La série de données générées par cette campagne est très longue (début en 1974) la classant parmi les plus anciennes en France. La campagne bénéficie d’un protocole de collecte standardisé depuis 1991 en intégrant une structure en taille et en âge de la population spatialisée ainsi qu’un modèle de calibration de l’efficacité absolue de l’engin de pêche expérimental sur le fond.

Objectifs

Prévoir l’abondance de la ressource et organiser des campagnes de pêche étudiant le quota global annuel, le calendrier de la saison de pêche et évaluation de l’effort de pêche nominal.
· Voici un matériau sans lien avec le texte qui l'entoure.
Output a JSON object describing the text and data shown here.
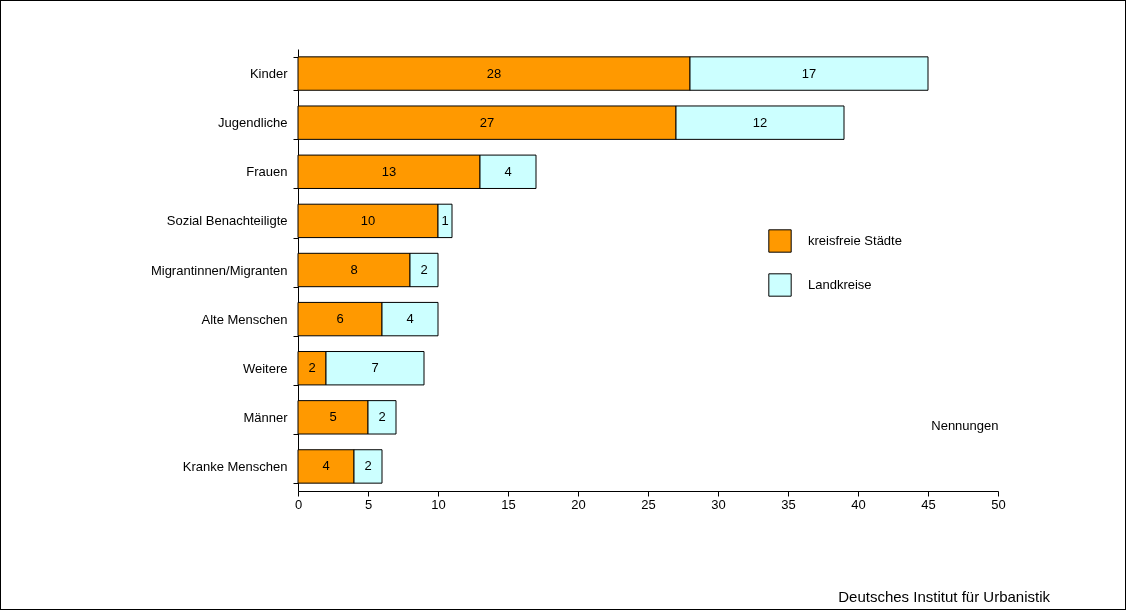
{
  "chart_data": {
    "type": "bar",
    "orientation": "horizontal",
    "stacked": true,
    "categories": [
      "Kinder",
      "Jugendliche",
      "Frauen",
      "Sozial Benachteiligte",
      "Migrantinnen/Migranten",
      "Alte Menschen",
      "Weitere",
      "Männer",
      "Kranke Menschen"
    ],
    "series": [
      {
        "name": "kreisfreie Städte",
        "color": "#ff9900",
        "values": [
          28,
          27,
          13,
          10,
          8,
          6,
          2,
          5,
          4
        ]
      },
      {
        "name": "Landkreise",
        "color": "#ccffff",
        "values": [
          17,
          12,
          4,
          1,
          2,
          4,
          7,
          2,
          2
        ]
      }
    ],
    "xlim": [
      0,
      50
    ],
    "xticks": [
      0,
      5,
      10,
      15,
      20,
      25,
      30,
      35,
      40,
      45,
      50
    ],
    "xlabel": "Nennungen",
    "data_labels": true,
    "grid": false,
    "legend": "right",
    "annotations": [
      "Deutsches Institut für Urbanistik"
    ]
  }
}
Alimenter en données les travaux de recherche sur la méthodologie de l'échantillonnage des populations structurées en âge et en taille, sur les interactions pêche-environnement (impact de la pêche sur les populations et peuplements, coexistence et compétition coquille Saint-Jacques/crépidule) et sur la modélisation bioéconomique (gestion durable des ressources renouvelables).

Actions

Le partenariat scientifiques/professionnels de la pêche dans le cas de la coquille Saint-Jacques briochine est un de plus anciens modèles de ce type en France, sinon le plus ancien : il y a un vécu de près d’un demi siècle dans ce domaine depuis l’instauration du système de licences de pêche numerus clausus (premier cas en France) et la mise en place d’un suivi annuel de l’état de la ressource dans un but de la gestion par quota global de pêche (également avant-garde en France). Le montage financier actuel du projet était l’évolution logique de cette collaboration.
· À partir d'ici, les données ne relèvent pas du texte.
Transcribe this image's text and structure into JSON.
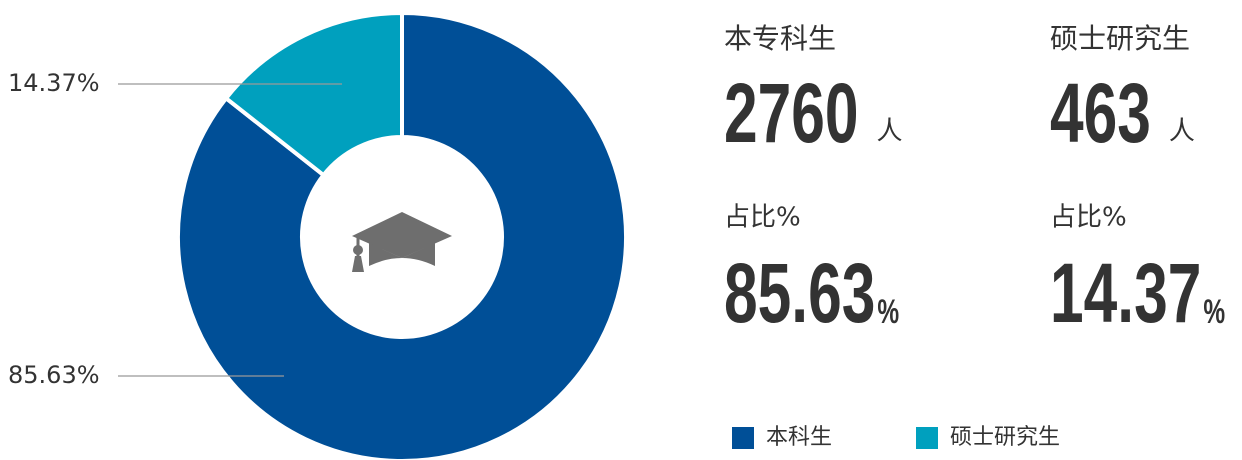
{
  "chart_data": {
    "type": "pie",
    "donut": true,
    "categories": [
      "本科生",
      "硕士研究生"
    ],
    "values": [
      85.63,
      14.37
    ],
    "value_labels": [
      "85.63%",
      "14.37%"
    ],
    "colors": [
      "#004f97",
      "#00a0be"
    ]
  },
  "stats": [
    {
      "label": "本专科生",
      "count": 2760,
      "unit": "人",
      "share_label": "占比%",
      "share_unit": "%"
    },
    {
      "label": "硕士研究生",
      "count": 463,
      "unit": "人",
      "share_label": "占比%",
      "share_unit": "%"
    }
  ]
}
L’échantillonnage des débarquements commerciaux initié il y a longtemps (1974), facilité par la suite par la mise en place de la vente aux enchères (criées) a été standardisé en 1997 et permet de calculer les mortalités directe et indirectes exercées sur la population coquillière entre deux campagnes annuelles COSB et contribue au calcul du potentiel de reproducteurs et exploitables du stock ainsi que du quota annuel de pêche selon différents scénarios d’exploitation. Cette tâche dont la réalisation s’étend sur une longue période (saison de pêche, novembre à avril) serait attribuée au CDPM des Côtes d’Armor étant donné la proximité géographique permettant la souplesse nécessaire. Etant donné l’expérience acquise par l’Ifremer dans ce domaine une période de transition pour le transfert des connaissances doit être prévue dans le projet le traitement et l’analyse annuelle des résultats revenant toujours à l’Ifremer.

Le captage du naissain également mis en place à la même période (milieu des années 70) permet d’obtenir un indice semi-quantitatif de l’abondance de la reproduction de l’année selon les différentes vagues de fixation (entre une et trois) des larves de coquilles Saint-Jacques pendant l’été. Cette tâche serait également à la charge du CDPM des Côtes d’Armor.

Résultats

La première partie de la saison de pêche 2020/21, toujours sous contrainte sanitaire, a connu un chiffre record des débarquements officiels (3575 t enregistrées). L’état actuel de la ressource est le plus florissant jamais enregistré : on se situe à +35% de biomasse exploitable comparativement à la précédente année culminante (2006), avec, par ailleurs, +63% de biomasse adulte toujours par rapport à 2006. La conjonction des conditions hydroclimatiques propices et d’une politique de préservation de reliquat de pêche sous le contexte de la crise sanitaire COVID-19 qui a fortement allégé la pression de pêche peut expliquer l’état prolifique actuel.

Poursuivi des actions annuelles et amélioration du background scientifique pour une valorisation plus élargie des acquis grâce au suivi.